Uncertainty sampling is more useful with models that effectively estimate their prediction uncertainty. With other types (e.g., Deep Neural Networks) we can use other confidence estimation methods to improve uncertainty estimation, such as ones offered by monitoring and model validation tools.
Uncertainty sampling in active learning (Source)
Diversity sampling entails annotating samples with feature values underrepresented or even unknown in your model training data. Other names for this tool can be anomaly or outlier detection, representative sampling, or stratified sampling.
The main benefit of this tool is teaching your model to consider information it might otherwise ignore because of its low occurrence in the training dataset.
We can use diversity sampling to prevent performance loss due to data drift. Data drift occurs because our model receives data with a high proportion of previously poorly predicted sample regions. We can identify and annotate such underrepresented sample regions with diversity sampling and improve predictive power on them. Doing so will limit the data drift’s effect.
Diversity sampling in active learning (Source)
How to Assess the Quality of Your Data Annotation Project
Your annotators can make mistakes and you need to introduce checks and validation points to catch them systematically.
Here are a few aspects that can help you improve your annotation performance:
- Expertise: Experienced annotators and subject experts can provide high-quality information and do final reviews.
- Teams: Sometimes, more than one human is needed to increase annotation accuracy and reach a ‘consensus’ about relevancy.
- Diversification: Insights from team members with different backgrounds, skills, and levels of expertise that can complement each other well and prevent systematic bias.
Bloomberg’s Global Data department collected best practices for managing data annotation projects where they distinguish four main ways to assess data annotation quality. The following table summarizes these quality assessment methods with their benefits and constraints.
|“Gold” task||prepare work items to compare directly with annotation “answer keys”||quick feedback with measurable results||applicable only for “objective” answer types, requires preparation work|
|Annotation Redundancy with Targeted QA||run multiple annotations and conduct QA on disagreeing results||no need for preparation, highlights anomalies||longer feedback loops, increased annotation time|
|Annotation Redundancy with Debrief||run multiple annotations and discuss how annotators applied guidelines||no need for preparation, can assess subjective data with a wide range of possible answers||longer feedback loops, increased annotation time, debrief takes a long time|
|Random QA||sample randomly for quality assessment||allows reviewing large amounts of annotations, does not require preparation or follow-up discussions||does not prioritize likely errors|
Integrate Data Annotation Into Your Model Validation Solution
In this article, you have learned what data annotation is and how it can benefit your machine learning model.
Annotation can provide you with a labeled dataset, improve your data quality, or validate your model.

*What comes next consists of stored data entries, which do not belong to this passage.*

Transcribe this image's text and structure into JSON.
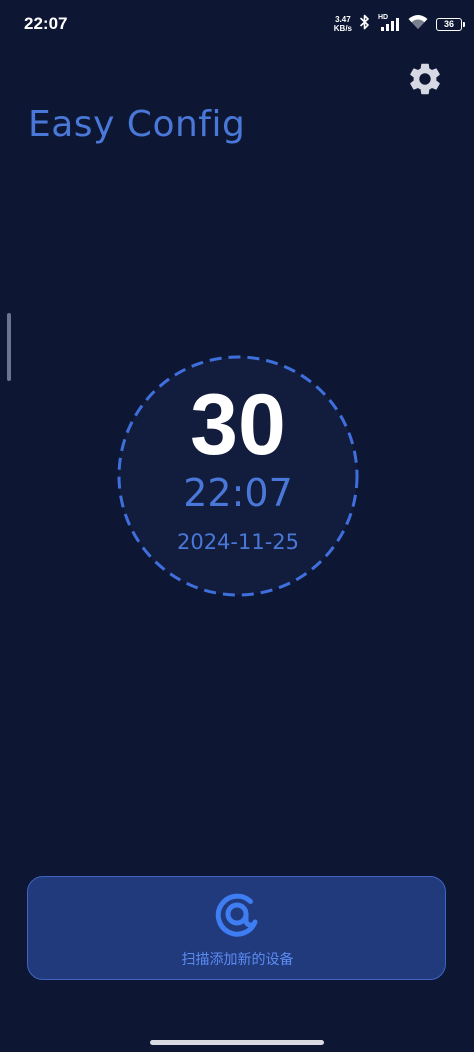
{
  "status_bar": {
    "time": "22:07",
    "net_speed_value": "3.47",
    "net_speed_unit": "KB/s",
    "hd_label": "HD",
    "battery_level": "36",
    "icons": [
      "bluetooth-icon",
      "signal-icon",
      "wifi-icon",
      "battery-icon"
    ]
  },
  "header": {
    "title": "Easy Config",
    "settings_icon": "gear-icon"
  },
  "clock": {
    "count": "30",
    "time": "22:07",
    "date": "2024-11-25"
  },
  "scan_button": {
    "icon": "scan-at-icon",
    "label": "扫描添加新的设备"
  },
  "colors": {
    "background": "#0d1733",
    "accent": "#4a78d8",
    "button_bg": "#213a7c",
    "button_border": "#3f63c4",
    "button_text": "#5c8bf2"
  }
}
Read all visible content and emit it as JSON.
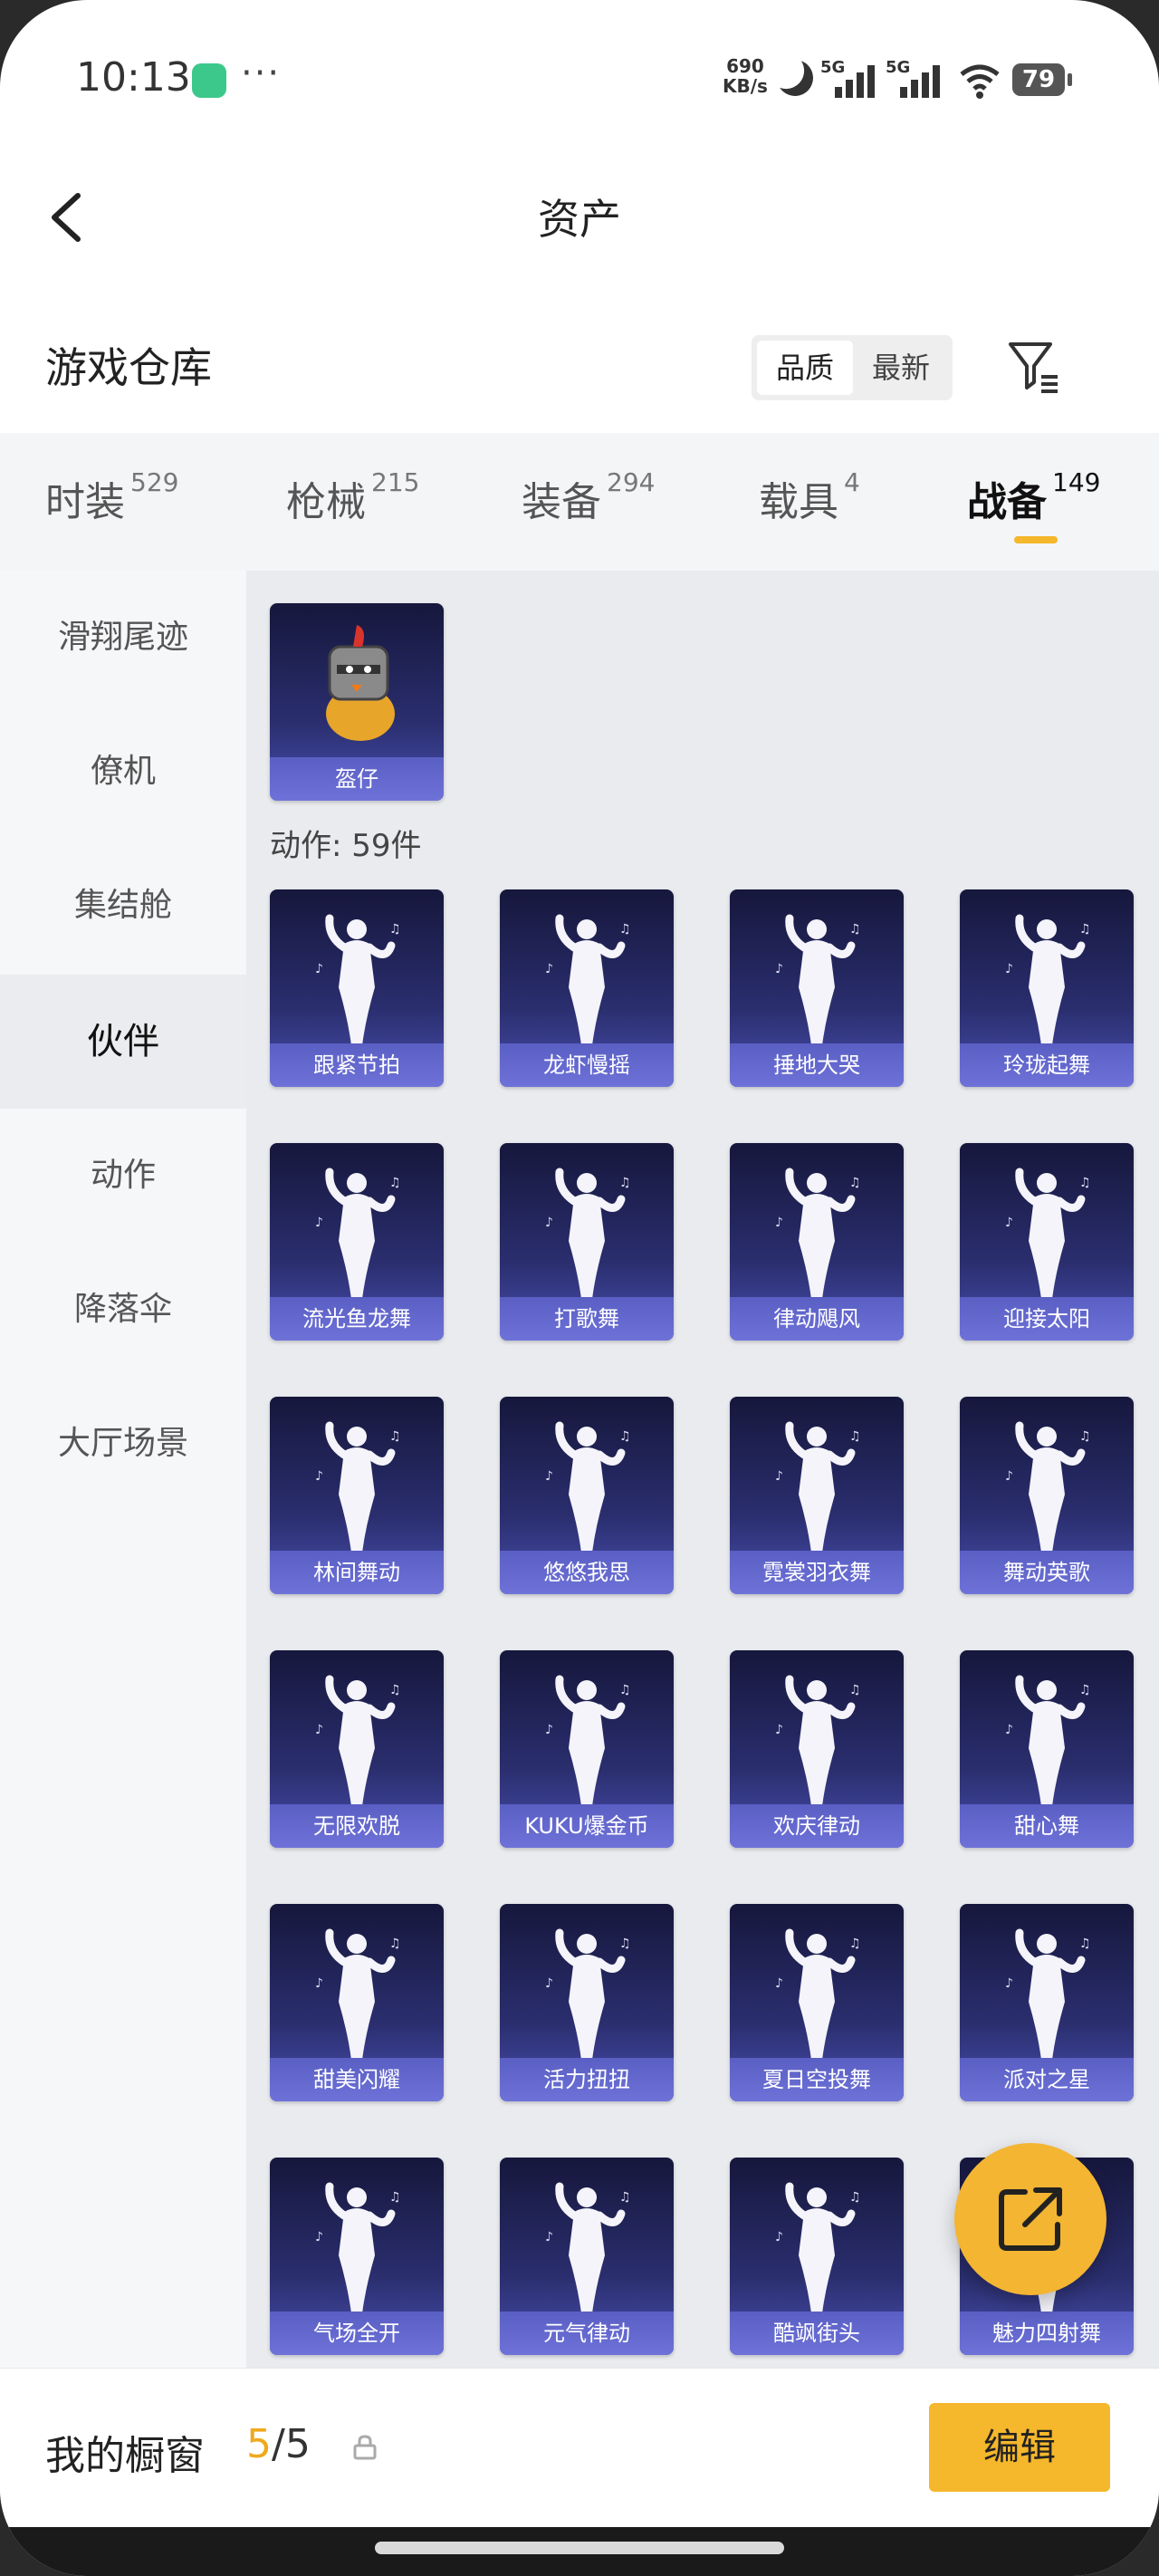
{
  "status": {
    "time": "10:13",
    "net_speed": "690",
    "net_unit": "KB/s",
    "sig1": "5G",
    "sig2": "5G",
    "battery": "79"
  },
  "header": {
    "title": "资产"
  },
  "warehouse": {
    "title": "游戏仓库",
    "sort_quality": "品质",
    "sort_newest": "最新"
  },
  "tabs": [
    {
      "label": "时装",
      "count": "529"
    },
    {
      "label": "枪械",
      "count": "215"
    },
    {
      "label": "装备",
      "count": "294"
    },
    {
      "label": "载具",
      "count": "4"
    },
    {
      "label": "战备",
      "count": "149"
    }
  ],
  "sidebar": [
    "滑翔尾迹",
    "僚机",
    "集结舱",
    "伙伴",
    "动作",
    "降落伞",
    "大厅场景"
  ],
  "partner": {
    "name": "盔仔"
  },
  "actions_count": "动作: 59件",
  "actions": [
    "跟紧节拍",
    "龙虾慢摇",
    "捶地大哭",
    "玲珑起舞",
    "流光鱼龙舞",
    "打歌舞",
    "律动飓风",
    "迎接太阳",
    "林间舞动",
    "悠悠我思",
    "霓裳羽衣舞",
    "舞动英歌",
    "无限欢脱",
    "KUKU爆金币",
    "欢庆律动",
    "甜心舞",
    "甜美闪耀",
    "活力扭扭",
    "夏日空投舞",
    "派对之星",
    "气场全开",
    "元气律动",
    "酷飒街头",
    "魅力四射舞"
  ],
  "showcase": {
    "label": "我的橱窗",
    "current": "5",
    "total": "/5",
    "edit": "编辑"
  }
}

It can also help your machine learning model fight bias and learn about relationships it would not be able to, based on available data.
Even if you have well-trained models, you have to look out for data drift and concept drift affecting their performance. You can use data annotation to do that by rechecking your models as part of your continuous model validation process.
Integrating your annotation processes with a wider MLOps solution like Deepchecks is especially useful because annotation itself benefits from following best practices and quality assessment (e.g. drift detection and improved uncertainty estimation).